Now the two calls to excel will not happen in parallel. Using Resource is better than MVar as it will not block any other threads from executing. Be careful that the actions run within withResource do not themselves require further quantities of this resource, or you may get a "thread blocked indefinitely in an MVar operation" exception. Typically only system commands (such as system') will be run inside withResource, not commands such as need.

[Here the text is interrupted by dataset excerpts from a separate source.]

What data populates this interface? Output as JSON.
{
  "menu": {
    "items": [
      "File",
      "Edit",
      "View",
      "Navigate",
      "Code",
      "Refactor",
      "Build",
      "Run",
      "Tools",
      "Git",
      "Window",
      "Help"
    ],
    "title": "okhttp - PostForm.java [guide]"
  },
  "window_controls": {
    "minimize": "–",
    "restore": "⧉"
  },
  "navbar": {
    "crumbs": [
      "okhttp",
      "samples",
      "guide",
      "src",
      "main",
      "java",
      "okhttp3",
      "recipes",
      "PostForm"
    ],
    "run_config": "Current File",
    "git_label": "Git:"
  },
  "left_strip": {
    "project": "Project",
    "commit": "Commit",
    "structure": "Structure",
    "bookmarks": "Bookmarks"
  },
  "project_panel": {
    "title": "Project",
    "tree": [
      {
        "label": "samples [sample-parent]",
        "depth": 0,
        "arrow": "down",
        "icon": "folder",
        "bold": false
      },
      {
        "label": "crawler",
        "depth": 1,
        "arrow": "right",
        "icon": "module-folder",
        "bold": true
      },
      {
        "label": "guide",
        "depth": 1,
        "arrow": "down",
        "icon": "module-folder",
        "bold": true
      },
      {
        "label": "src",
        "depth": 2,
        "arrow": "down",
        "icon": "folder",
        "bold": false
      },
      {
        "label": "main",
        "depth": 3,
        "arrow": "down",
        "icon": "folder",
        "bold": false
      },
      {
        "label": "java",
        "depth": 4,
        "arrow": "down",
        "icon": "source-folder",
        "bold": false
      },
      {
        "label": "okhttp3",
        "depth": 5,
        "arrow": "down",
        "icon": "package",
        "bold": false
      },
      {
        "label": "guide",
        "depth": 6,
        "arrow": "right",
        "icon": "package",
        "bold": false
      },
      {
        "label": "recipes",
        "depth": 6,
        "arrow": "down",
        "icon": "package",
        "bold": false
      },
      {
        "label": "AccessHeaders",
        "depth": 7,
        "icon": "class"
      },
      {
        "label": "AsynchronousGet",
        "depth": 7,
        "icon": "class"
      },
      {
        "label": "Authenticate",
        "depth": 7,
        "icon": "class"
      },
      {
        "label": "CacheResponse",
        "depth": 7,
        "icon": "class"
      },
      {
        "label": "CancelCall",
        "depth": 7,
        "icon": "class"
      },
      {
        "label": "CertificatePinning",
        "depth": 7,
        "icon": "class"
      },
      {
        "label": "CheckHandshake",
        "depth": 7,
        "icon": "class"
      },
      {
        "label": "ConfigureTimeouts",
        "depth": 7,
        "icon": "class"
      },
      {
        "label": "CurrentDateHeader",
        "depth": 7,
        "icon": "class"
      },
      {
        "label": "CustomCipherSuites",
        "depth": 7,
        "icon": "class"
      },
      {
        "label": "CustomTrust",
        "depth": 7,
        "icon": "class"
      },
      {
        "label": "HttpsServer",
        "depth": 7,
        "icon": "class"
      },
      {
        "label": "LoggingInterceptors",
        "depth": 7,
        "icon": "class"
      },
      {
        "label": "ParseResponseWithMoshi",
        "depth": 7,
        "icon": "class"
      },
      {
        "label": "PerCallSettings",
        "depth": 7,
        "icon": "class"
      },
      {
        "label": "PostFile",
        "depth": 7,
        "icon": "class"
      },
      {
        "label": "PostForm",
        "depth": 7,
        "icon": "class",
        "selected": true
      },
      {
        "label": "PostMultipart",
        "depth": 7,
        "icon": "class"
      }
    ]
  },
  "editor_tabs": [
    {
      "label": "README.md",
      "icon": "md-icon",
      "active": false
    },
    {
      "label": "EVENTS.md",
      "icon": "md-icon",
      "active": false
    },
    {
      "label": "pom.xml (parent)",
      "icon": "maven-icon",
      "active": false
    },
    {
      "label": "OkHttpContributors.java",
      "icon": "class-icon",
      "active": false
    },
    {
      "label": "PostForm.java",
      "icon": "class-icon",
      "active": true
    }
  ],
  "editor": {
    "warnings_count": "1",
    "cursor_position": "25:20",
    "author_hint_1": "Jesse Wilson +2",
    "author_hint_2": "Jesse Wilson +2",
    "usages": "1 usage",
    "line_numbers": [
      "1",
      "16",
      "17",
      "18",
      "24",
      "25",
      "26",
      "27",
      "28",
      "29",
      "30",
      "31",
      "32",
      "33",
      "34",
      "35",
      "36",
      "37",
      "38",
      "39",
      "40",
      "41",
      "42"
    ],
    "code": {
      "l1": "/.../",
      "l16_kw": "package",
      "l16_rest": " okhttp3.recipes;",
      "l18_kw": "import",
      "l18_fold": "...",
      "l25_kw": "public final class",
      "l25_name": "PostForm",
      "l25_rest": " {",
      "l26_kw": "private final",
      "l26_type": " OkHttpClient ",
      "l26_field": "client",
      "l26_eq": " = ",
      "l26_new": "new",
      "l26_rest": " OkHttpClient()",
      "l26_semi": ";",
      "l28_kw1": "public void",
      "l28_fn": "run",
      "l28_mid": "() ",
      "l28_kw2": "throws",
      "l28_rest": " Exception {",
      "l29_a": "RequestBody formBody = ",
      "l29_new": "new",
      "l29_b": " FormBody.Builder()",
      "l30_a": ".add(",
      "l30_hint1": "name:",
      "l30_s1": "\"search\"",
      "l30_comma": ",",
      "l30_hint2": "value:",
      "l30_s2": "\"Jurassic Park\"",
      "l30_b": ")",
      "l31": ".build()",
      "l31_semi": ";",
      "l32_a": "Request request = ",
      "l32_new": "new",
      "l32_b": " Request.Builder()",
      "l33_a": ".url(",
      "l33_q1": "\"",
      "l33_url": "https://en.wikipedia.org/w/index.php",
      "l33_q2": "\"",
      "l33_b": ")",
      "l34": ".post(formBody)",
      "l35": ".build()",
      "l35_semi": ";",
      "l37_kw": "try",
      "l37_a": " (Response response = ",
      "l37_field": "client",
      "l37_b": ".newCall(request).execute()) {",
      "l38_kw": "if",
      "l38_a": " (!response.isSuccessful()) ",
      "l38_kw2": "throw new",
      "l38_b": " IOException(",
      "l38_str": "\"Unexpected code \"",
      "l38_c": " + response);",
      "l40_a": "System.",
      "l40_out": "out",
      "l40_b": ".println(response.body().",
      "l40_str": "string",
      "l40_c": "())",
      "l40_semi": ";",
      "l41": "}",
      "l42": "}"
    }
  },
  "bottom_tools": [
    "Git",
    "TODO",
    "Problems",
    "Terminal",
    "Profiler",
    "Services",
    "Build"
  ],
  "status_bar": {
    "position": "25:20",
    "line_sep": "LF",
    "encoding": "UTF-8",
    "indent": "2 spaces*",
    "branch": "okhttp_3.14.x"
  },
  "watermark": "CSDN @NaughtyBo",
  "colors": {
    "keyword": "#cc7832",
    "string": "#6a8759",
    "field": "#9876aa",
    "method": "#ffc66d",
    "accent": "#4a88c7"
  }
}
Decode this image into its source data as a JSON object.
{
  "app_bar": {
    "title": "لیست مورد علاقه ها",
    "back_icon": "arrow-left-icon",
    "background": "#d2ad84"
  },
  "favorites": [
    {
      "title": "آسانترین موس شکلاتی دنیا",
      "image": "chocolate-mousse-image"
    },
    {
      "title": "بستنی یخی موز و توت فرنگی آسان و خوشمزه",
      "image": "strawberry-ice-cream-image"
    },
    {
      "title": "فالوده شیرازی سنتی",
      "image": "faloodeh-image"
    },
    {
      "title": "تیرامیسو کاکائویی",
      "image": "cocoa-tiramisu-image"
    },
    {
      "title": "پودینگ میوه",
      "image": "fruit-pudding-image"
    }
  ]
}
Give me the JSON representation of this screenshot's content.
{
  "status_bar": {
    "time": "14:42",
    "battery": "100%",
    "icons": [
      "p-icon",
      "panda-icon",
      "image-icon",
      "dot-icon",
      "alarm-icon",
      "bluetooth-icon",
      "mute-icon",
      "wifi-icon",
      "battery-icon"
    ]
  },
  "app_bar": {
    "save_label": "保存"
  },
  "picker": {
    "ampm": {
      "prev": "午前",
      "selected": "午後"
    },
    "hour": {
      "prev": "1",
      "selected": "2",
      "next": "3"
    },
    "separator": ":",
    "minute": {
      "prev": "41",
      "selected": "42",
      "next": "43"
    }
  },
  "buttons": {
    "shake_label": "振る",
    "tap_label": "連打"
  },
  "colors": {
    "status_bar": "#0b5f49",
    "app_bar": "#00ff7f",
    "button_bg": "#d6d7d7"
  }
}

As another example, calls to compilers are usually CPU bound but calls to linkers are usually disk bound. Running 8 linkers will often cause an 8 CPU system to grid to a halt. We can limit ourselves to 4 linkers with:

 do disk <- newResource "Disk" 4
    shake shakeOptions{shakeThreads=8} $ do
        want [show i <.> "exe" | i <- [1..100]]
        "*.exe" *> \out ->
            withResource disk 1 $
                system' "ld" ["-o",out,...]
        "*.o" *> \out ->
            system' "cl" ["-o",out,...]

Create a new finite resource, given a name (for error messages) and a quantity of the resource that exists. For an example see Resource.

Run an action which uses part of a finite resource. For an example see Resource.